Climate justice litigation has exploded in U.S. courts in the past decade. Although courts are not the most effective mechanism to achieve proper regulation of climate change, the common law can be a powerful mechanism to goad proper regulatory responses to climate change impacts. The U.S. climate justice movement began with public nuisance lawsuits that sought injunctive relief and damages for climate change impacts. The movement has now shifted its jurisprudential focus to another effective common law tool, the public trust doctrine. Atmospheric trust litigation (ATL) involves a creative expansion of the public trust doctrine in suits primarily against state governments alleging that the state has a duty to manage its atmospheric resources to protect the interests of future generations. This presentation discusses ATL as a valuable next step in the evolution of climate justice litigation. Drawing on recently decided ATL cases in federal and state courts in the U.S., the presentation evaluates ATL’s strengths and limitations and concludes that ATL is a valuable tool in the climate justice arsenal.
Randall S. Abate is a Professor of Law, Director of the Center for International Law and Justice, and Project Director of the Environment, Development & Justice Program at Florida Agricultural and Mechanical University College of Law in Orlando, Florida. Professor Abate teaches International Environmental Law, Environmental Justice, Natural Resources Law and Indigenous Peoples, Climate Change Impacts on Ocean and Coastal Law, Public International Law, Constitutional Law, and Animal Law. Professor Abate joined the Florida Agricultural and Mechanical University College of Law faculty in 2009 with fifteen years of full-time law teaching experience at Vermont Law School, Widener Law School–Harrisburg, Rutgers School of Law–Camden, Florida Coastal School of Law, and Florida State College of Law. He has taught international and comparative environmental law courses in Argentina, Canada, Cayman Islands, China, Kenya, India, Spain, and Ukraine.

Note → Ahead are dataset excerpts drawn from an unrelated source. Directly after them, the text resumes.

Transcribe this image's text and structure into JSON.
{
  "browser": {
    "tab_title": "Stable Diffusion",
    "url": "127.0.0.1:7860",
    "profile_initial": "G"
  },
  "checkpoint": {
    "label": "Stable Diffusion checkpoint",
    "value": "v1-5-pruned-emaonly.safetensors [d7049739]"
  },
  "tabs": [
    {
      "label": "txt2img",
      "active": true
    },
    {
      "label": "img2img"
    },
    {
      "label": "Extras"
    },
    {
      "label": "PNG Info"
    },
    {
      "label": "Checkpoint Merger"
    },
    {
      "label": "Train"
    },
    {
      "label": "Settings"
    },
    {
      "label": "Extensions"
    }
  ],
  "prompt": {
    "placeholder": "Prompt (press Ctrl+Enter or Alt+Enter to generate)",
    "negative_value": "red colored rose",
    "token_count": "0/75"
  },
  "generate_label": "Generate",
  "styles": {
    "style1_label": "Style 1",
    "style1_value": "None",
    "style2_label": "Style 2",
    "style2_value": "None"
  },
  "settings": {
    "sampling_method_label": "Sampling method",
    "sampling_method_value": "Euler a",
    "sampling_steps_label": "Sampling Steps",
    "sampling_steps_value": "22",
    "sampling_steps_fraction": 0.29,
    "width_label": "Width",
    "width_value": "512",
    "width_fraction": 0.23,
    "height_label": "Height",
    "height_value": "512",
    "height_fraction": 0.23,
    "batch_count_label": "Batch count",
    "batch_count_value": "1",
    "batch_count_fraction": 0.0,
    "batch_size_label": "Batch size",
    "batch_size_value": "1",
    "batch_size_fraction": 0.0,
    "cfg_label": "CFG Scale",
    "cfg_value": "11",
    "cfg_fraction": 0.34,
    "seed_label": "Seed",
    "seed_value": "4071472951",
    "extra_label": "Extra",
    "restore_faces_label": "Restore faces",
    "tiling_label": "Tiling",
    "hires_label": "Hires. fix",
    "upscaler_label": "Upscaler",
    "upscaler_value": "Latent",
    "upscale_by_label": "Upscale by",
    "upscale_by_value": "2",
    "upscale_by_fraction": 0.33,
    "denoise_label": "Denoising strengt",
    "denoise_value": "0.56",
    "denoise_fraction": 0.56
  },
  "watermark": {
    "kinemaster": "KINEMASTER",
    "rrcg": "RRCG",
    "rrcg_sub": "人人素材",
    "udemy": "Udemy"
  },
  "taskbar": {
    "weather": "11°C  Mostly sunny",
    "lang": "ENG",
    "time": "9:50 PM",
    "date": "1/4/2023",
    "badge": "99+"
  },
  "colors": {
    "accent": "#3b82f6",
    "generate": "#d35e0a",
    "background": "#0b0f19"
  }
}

Professor Abate has published and presented widely on environmental law topics, with a recent emphasis on climate change law and justice. His articles on climate change law and justice have appeared in the Stanford Environmental Law Journal, Cornell Journal of Law and Public Policy, Connecticut Law Review, Duke Environmental Law and Policy Forum, Washington Law Review, William and Mary Environmental Law and Policy Review, Tulane Journal of International and Comparative Law, Seattle Journal of Environmental Law, Ottawa Law Review, Tulane Environmental Law Journal, Fordham Environmental Law Review, and UCLA Journal of International Law and Foreign Affairs. He is the editor of Climate Justice: Case Studies in Global and Regional Governance Challenges (ELI Press, forthcoming Jan. 2017), What Can Animal Law Learn from Environmental Law? (ELI Press 2015), Climate Change Impacts on Ocean and Coastal Law: U.S. and International Perspectives (Oxford University Press 2015) and co-editor of Climate Change and Indigenous Peoples: The Search for Legal Remedies (Edward Elgar 2013). Early in his career, Professor Abate handled environmental law matters at two law firms in Manhattan. He holds a B.A. from the University of Rochester and a J.D. and M.S.E.L. (Environmental Law and Policy) from Vermont Law School.